Except, there's strong evidence to the contrary. As Joe Weisenthal at Business Insider points points out, data shows that the Bitcoin market has largely recovered and "basically totally erased" the Mt. Gox meltdown. But how could that be if the concept is about to fail?
The answer is that maybe it's not going to fail. There are five reasons why the infrastructure may be strong enough to move beyond the problem and even grow in use.
Exchanges are decentralized
A currency crash is an ugly thing. Typically a currency is backed by the power and reputation of a sovereign power. Although values can go up and down, there is something of apparent substance behind traditional currencies.
But that doesn't mean sovereign currencies are unassailable. The history of hyperinflation in various countries testifies to how that primary source of support can suddenly fall apart.
Unlike traditional currencies, there are various independent but cooperating exchanges that keep Bitcoin working. According to the New York Times, Mt. Gox was the victim of theft to the tune of 6 percent of all bitcoins in circulation. That's an enormous loss, to be sure, but clearly not enough to break the trading system because of its decentralized nature.
Problems are in mechanisms, not concepts
Stealing is a grave problem in the financial world, particularly as criminals had regularly tapped Mt. Gox for years. Other exchanges have also experienced some thefts, though not to the same degree. Any currency, bank, or other institution has to be concerned about theft and how to prevent it, whether in the form of armed robbery, electronic incursion, or embezzlement.
The larger financial industry has managed to trade currencies, stocks, bonds, and other financial instruments successfully for years over electronic systems. It wasn't that the underlying concept of Bitcoin was necessarily mistaken, but that the implementation at a single exchange was flawed. Certainly that is a concern, as there isn't a single regulating agency that can maintain operational standards, but it is a problem that can be fixed.
There's a context for the exchanges
One of the concerns about Bitcoin is that there is nothing intrinsically behind the value of the coins, only trading. But then, the same is true about any currency. The days of precious metal-backed monetary systems are long gone. The real value of money of any sort is a common agreement that it is a proxy to direct trade of goods, services, and work.
Bitcoin has seen significant volatility. That makes it more difficult to use as a broad form of exchange, because someone has to calculate the instantaneous fluctuation in value. If you take a payment and the value suddenly drops, you could be out of luck. At least the existence of markets means that the value of bitcoins is not completely isolated. People do traffic in commerce using them and trade them in normal currencies. And the volatility is attractive to many investors, because it is a mechanism for making money.
Bitcoin is catching the attention of businesses
More companies are saying that they will take payment in bitcoins.
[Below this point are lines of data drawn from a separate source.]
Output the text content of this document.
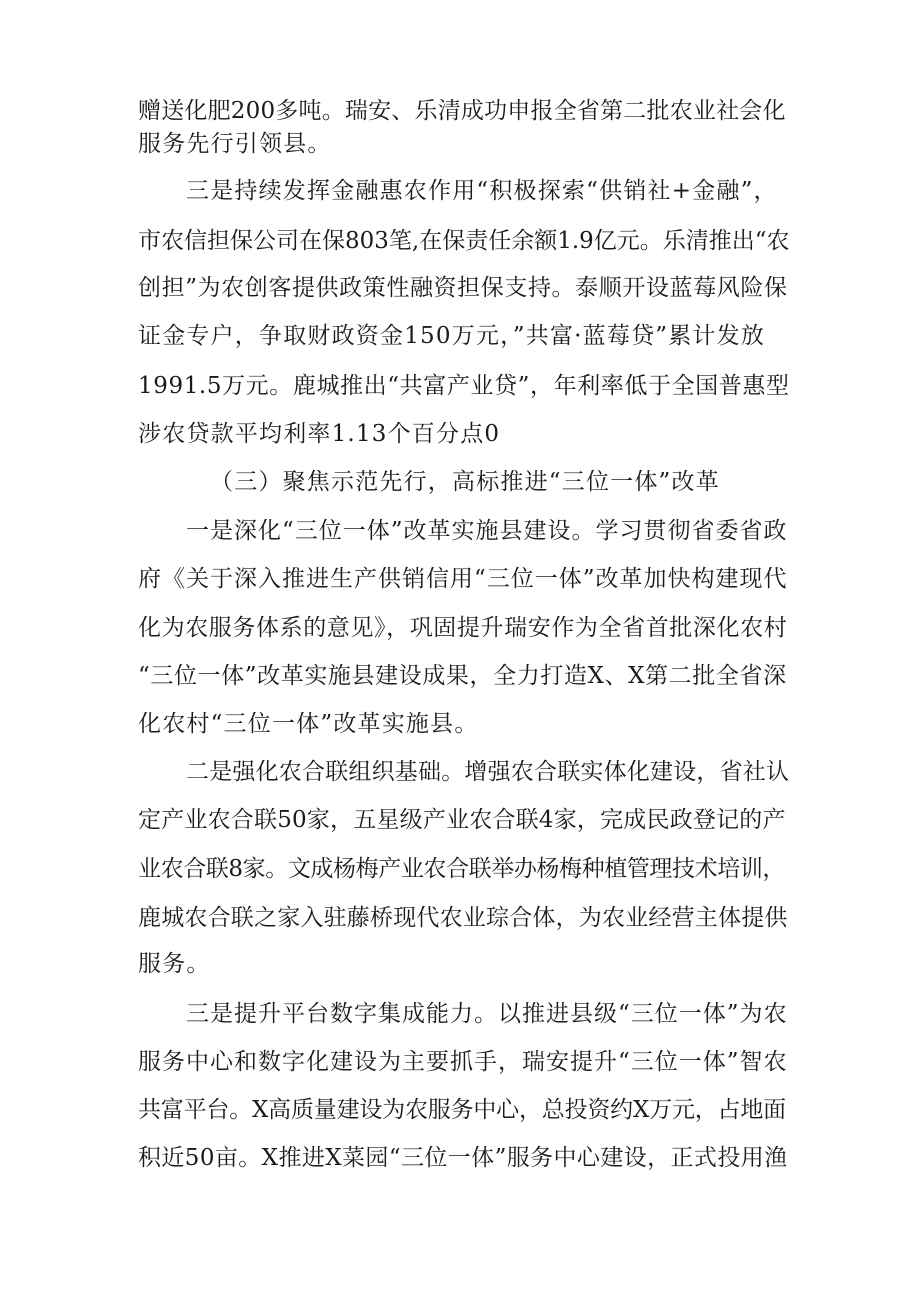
赠送化肥200多吨。瑞安、乐清成功申报全省第二批农业社会化
服务先行引领县。
三是持续发挥金融惠农作用“积极探索“供销社+金融”，
市农信担保公司在保803笔,在保责任余额1.9亿元。乐清推出“农
创担”为农创客提供政策性融资担保支持。泰顺开设蓝莓风险保
证金专户，争取财政资金150万元，”共富·蓝莓贷”累计发放
1991.5万元。鹿城推出“共富产业贷”，年利率低于全国普惠型
涉农贷款平均利率1.13个百分点0
（三）聚焦示范先行，高标推进“三位一体”改革
一是深化“三位一体”改革实施县建设。学习贯彻省委省政
府《关于深入推进生产供销信用“三位一体”改革加快构建现代
化为农服务体系的意见》，巩固提升瑞安作为全省首批深化农村
“三位一体”改革实施县建设成果，全力打造X、X第二批全省深
化农村“三位一体”改革实施县。
二是强化农合联组织基础。增强农合联实体化建设，省社认
定产业农合联50家，五星级产业农合联4家，完成民政登记的产
业农合联8家。文成杨梅产业农合联举办杨梅种植管理技术培训，
鹿城农合联之家入驻藤桥现代农业琮合体，为农业经营主体提供
服务。
三是提升平台数字集成能力。以推进县级“三位一体”为农
服务中心和数字化建设为主要抓手，瑞安提升“三位一体”智农
共富平台。X高质量建设为农服务中心，总投资约X万元，占地面
积近50亩。X推进X菜园“三位一体”服务中心建设，正式投用渔
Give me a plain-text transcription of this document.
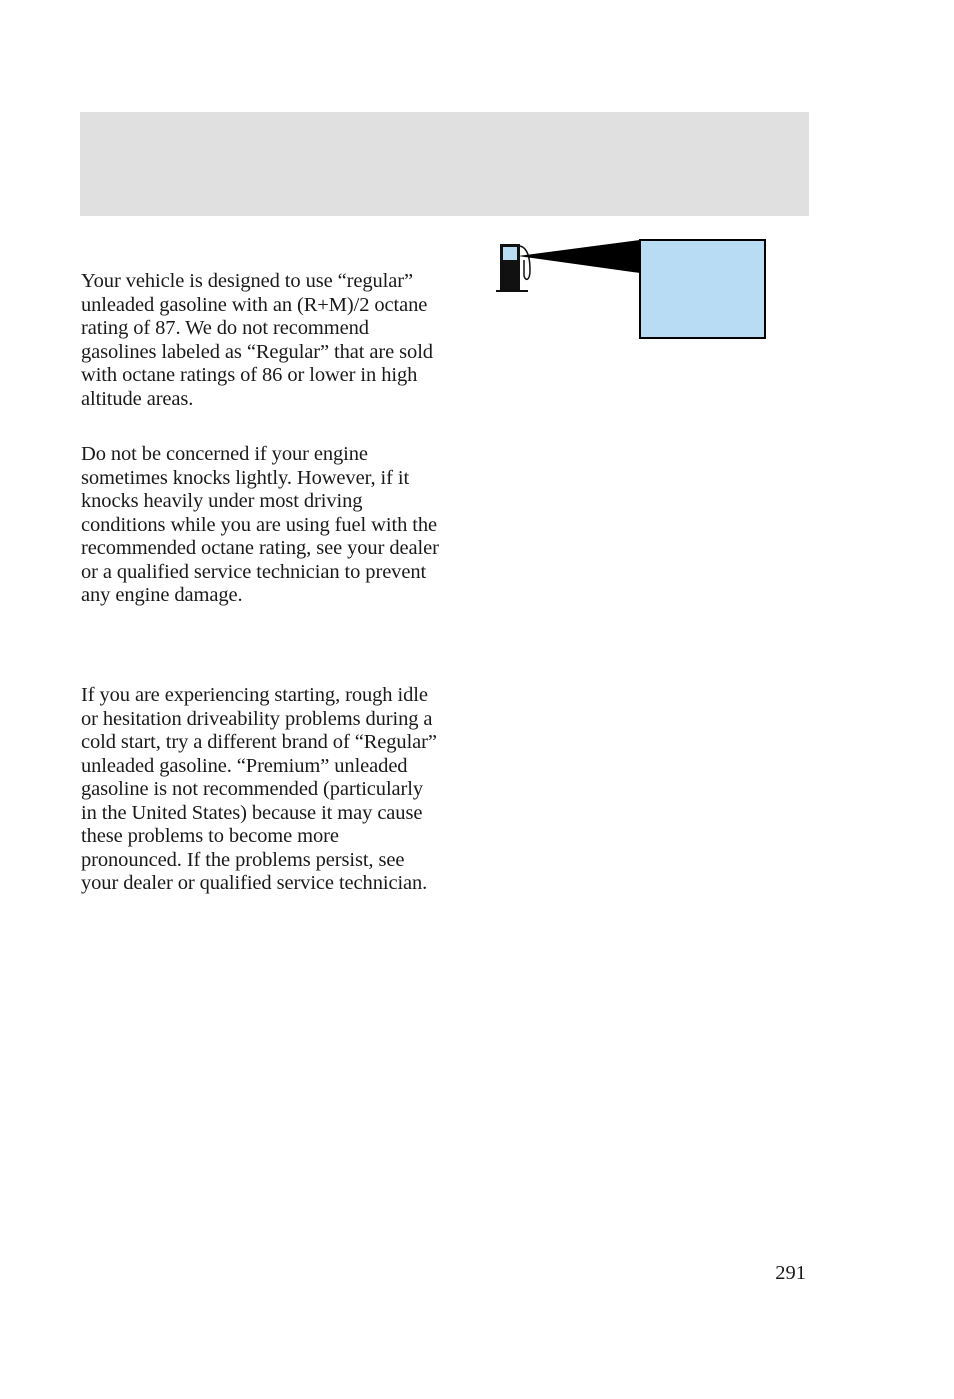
Your vehicle is designed to use “regular” unleaded gasoline with an (R+M)/2 octane rating of 87. We do not recommend gasolines labeled as “Regular” that are sold with octane ratings of 86 or lower in high altitude areas.

Do not be concerned if your engine sometimes knocks lightly. However, if it knocks heavily under most driving conditions while you are using fuel with the recommended octane rating, see your dealer or a qualified service technician to prevent any engine damage.

If you are experiencing starting, rough idle or hesitation driveability problems during a cold start, try a different brand of “Regular” unleaded gasoline. “Premium” unleaded gasoline is not recommended (particularly in the United States) because it may cause these problems to become more pronounced. If the problems persist, see your dealer or qualified service technician.

291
Although this is likely in an attempt to gain attention from the media, it also shows a growing acceptance to treat Bitcoin as a legitimate form of payment. (We've yet to see whether the Mt. Gox incident will put them off.)
Enough people want it to succeed
The bottom line is that many people, whether because of political philosophy, belief in technology, or perception of opportunity, see Bitcoin as a trading system that they want to work. So long as enough people keep their faith about Bitcoin, its future will likely continue.
There is the news that the Winklevoss twins are continuing their pursuit of an exchange-traded fund called the Winklevoss Bitcoin Trust. Whether that is good for the Bitcoin concept is to be seen.